Google Maps should be able to show where the big potholes are; Zagat should be able to indicate which restaurants have a sterling Health Department inspection record; WebMD should be able to create heatmaps showing which neighborhoods are hardest hit by an epidemic, and the New York Times ought to be able to indicate which boroughs and neighborhoods are getting the most, or least, arts funding.

Retail consultancies should be able to show which precincts are best and least served by certain types of shops. Tourists should be able to see where the cheapest hotel rooms are and where the most availability exists. Members of this Committee should be able to see how well Verizon is living up to its commitment to deploy FiOS service to all areas of all five boroughs.

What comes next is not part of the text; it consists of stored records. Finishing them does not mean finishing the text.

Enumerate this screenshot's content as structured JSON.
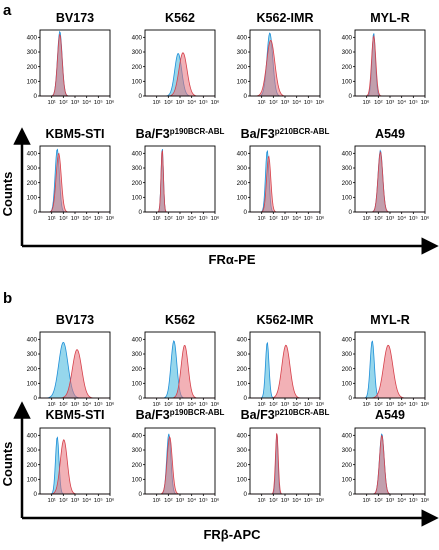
{
  "figure": {
    "panels": [
      {
        "label": "a",
        "xlabel": "FRα-PE",
        "ylabel": "Counts"
      },
      {
        "label": "b",
        "xlabel": "FRβ-APC",
        "ylabel": "Counts"
      }
    ]
  },
  "colors": {
    "control": "#3fb6dc",
    "stain": "#e8717a",
    "control_line": "#1f8fd8",
    "stain_line": "#d6404a",
    "axis": "#000000",
    "overlap": "#5e84a4"
  },
  "chart_data": [
    {
      "type": "area",
      "panel": "a",
      "xlabel": "FRα-PE",
      "ylabel": "Counts",
      "x_scale": "log",
      "xlim": [
        1,
        1000000
      ],
      "ylim": [
        0,
        450
      ],
      "x_tick_labels": [
        "10¹",
        "10²",
        "10³",
        "10⁴",
        "10⁵",
        "10⁶"
      ],
      "y_ticks": [
        0,
        100,
        200,
        300,
        400
      ],
      "plots": [
        {
          "title": "BV173",
          "series": [
            {
              "peak_x": 50,
              "width": 0.2,
              "height": 440,
              "role": "control"
            },
            {
              "peak_x": 50,
              "width": 0.2,
              "height": 420,
              "role": "stain"
            }
          ]
        },
        {
          "title": "K562",
          "series": [
            {
              "peak_x": 700,
              "width": 0.3,
              "height": 290,
              "role": "control"
            },
            {
              "peak_x": 1800,
              "width": 0.35,
              "height": 295,
              "role": "stain"
            }
          ]
        },
        {
          "title": "K562-IMR",
          "series": [
            {
              "peak_x": 50,
              "width": 0.25,
              "height": 430,
              "role": "control"
            },
            {
              "peak_x": 60,
              "width": 0.35,
              "height": 380,
              "role": "stain"
            }
          ]
        },
        {
          "title": "MYL-R",
          "series": [
            {
              "peak_x": 40,
              "width": 0.15,
              "height": 430,
              "role": "control"
            },
            {
              "peak_x": 40,
              "width": 0.18,
              "height": 410,
              "role": "stain"
            }
          ]
        },
        {
          "title": "KBM5-STI",
          "series": [
            {
              "peak_x": 30,
              "width": 0.18,
              "height": 430,
              "role": "control"
            },
            {
              "peak_x": 40,
              "width": 0.22,
              "height": 400,
              "role": "stain"
            }
          ]
        },
        {
          "title_main": "Ba/F3",
          "title_sup": "p190BCR-ABL",
          "series": [
            {
              "peak_x": 30,
              "width": 0.1,
              "height": 440,
              "role": "control"
            },
            {
              "peak_x": 30,
              "width": 0.1,
              "height": 430,
              "role": "stain"
            }
          ]
        },
        {
          "title_main": "Ba/F3",
          "title_sup": "p210BCR-ABL",
          "series": [
            {
              "peak_x": 30,
              "width": 0.15,
              "height": 420,
              "role": "control"
            },
            {
              "peak_x": 40,
              "width": 0.18,
              "height": 380,
              "role": "stain"
            }
          ]
        },
        {
          "title": "A549",
          "series": [
            {
              "peak_x": 150,
              "width": 0.2,
              "height": 420,
              "role": "control"
            },
            {
              "peak_x": 150,
              "width": 0.2,
              "height": 410,
              "role": "stain"
            }
          ]
        }
      ]
    },
    {
      "type": "area",
      "panel": "b",
      "xlabel": "FRβ-APC",
      "ylabel": "Counts",
      "x_scale": "log",
      "xlim": [
        1,
        1000000
      ],
      "ylim": [
        0,
        450
      ],
      "x_tick_labels": [
        "10¹",
        "10²",
        "10³",
        "10⁴",
        "10⁵",
        "10⁶"
      ],
      "y_ticks": [
        0,
        100,
        200,
        300,
        400
      ],
      "plots": [
        {
          "title": "BV173",
          "series": [
            {
              "peak_x": 100,
              "width": 0.4,
              "height": 380,
              "role": "control"
            },
            {
              "peak_x": 1500,
              "width": 0.4,
              "height": 330,
              "role": "stain"
            }
          ]
        },
        {
          "title": "K562",
          "series": [
            {
              "peak_x": 300,
              "width": 0.25,
              "height": 390,
              "role": "control"
            },
            {
              "peak_x": 2500,
              "width": 0.3,
              "height": 360,
              "role": "stain"
            }
          ]
        },
        {
          "title": "K562-IMR",
          "series": [
            {
              "peak_x": 30,
              "width": 0.15,
              "height": 380,
              "role": "control"
            },
            {
              "peak_x": 1200,
              "width": 0.35,
              "height": 360,
              "role": "stain"
            }
          ]
        },
        {
          "title": "MYL-R",
          "series": [
            {
              "peak_x": 30,
              "width": 0.18,
              "height": 390,
              "role": "control"
            },
            {
              "peak_x": 700,
              "width": 0.4,
              "height": 360,
              "role": "stain"
            }
          ]
        },
        {
          "title": "KBM5-STI",
          "series": [
            {
              "peak_x": 30,
              "width": 0.15,
              "height": 390,
              "role": "control"
            },
            {
              "peak_x": 110,
              "width": 0.3,
              "height": 370,
              "role": "stain"
            }
          ]
        },
        {
          "title_main": "Ba/F3",
          "title_sup": "p190BCR-ABL",
          "series": [
            {
              "peak_x": 110,
              "width": 0.18,
              "height": 410,
              "role": "control"
            },
            {
              "peak_x": 130,
              "width": 0.22,
              "height": 390,
              "role": "stain"
            }
          ]
        },
        {
          "title_main": "Ba/F3",
          "title_sup": "p210BCR-ABL",
          "series": [
            {
              "peak_x": 200,
              "width": 0.1,
              "height": 420,
              "role": "control"
            },
            {
              "peak_x": 200,
              "width": 0.12,
              "height": 420,
              "role": "stain"
            }
          ]
        },
        {
          "title": "A549",
          "series": [
            {
              "peak_x": 200,
              "width": 0.2,
              "height": 410,
              "role": "control"
            },
            {
              "peak_x": 200,
              "width": 0.2,
              "height": 400,
              "role": "stain"
            }
          ]
        }
      ]
    }
  ]
}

Children's Aid Society should be able to illustrate where concentrations of child homelessness and abuse exist. Food for Survival should be able to show which ethnic, geographic, economic and age groups are most susceptible to hunger. And none of these organizations should have to stop and wonder whether they are using or republishing the data in some unauthorized form.

On Being Open
Back to the technical now and, to an extent, the political. Consider carefully your use of the word "open" in the title of this legislation. I think everyone can agree that all data and infrastructure under this initiative should be useable from virtually any platform, programming language and type of device. If that's what is meant by the word "open" in Intro 991's language, then all is well. But if "open" is somehow meant to connote a requirement that Open Source technologies be used to serve or consume the data, or that any software that does so be required to comply with GPL or other Open Source licensing, then we will have a huge problem on our hands.

Rather, the City and its agencies should be permitted to implement the back-end platform as they see fit, whether they do so using Java, PHP, Ruby, C#, Visual Basic or COBOL. I would imagine that agency implementations would need to be signed-off upon or certified by DoITT, but as long as they produce their output and solicit their input using the correct formats, standards, protocols and interfaces, that should meet the whatever litmus test may exist.

Excelsior
I'd like to close on an issue of civic pride. The City of New York is a unique municipal government within the State. Most cities are contained within counties. The City of New York, as you well know, comprises five counties, and provides the services that in other parts of the State are delivered by special districts, incorporated villages, towns, cities and counties. As such, our data standards system should serve as a model for each of these distinct types of government within New York State. So let's not just do this the right way. Let's do this in an unprecedentedly exemplary, creative and exciting way. Let's make this the time in history when the economy was down, but the great tradition of commerce and ingenuity in the City of New York was nonetheless invoked to bring about innovation, opportunity and a new standard in good government, adopted by other governments in New York, and other states.

Thank you again for the generosity of your time, attention and consideration. And, once again, good afternoon.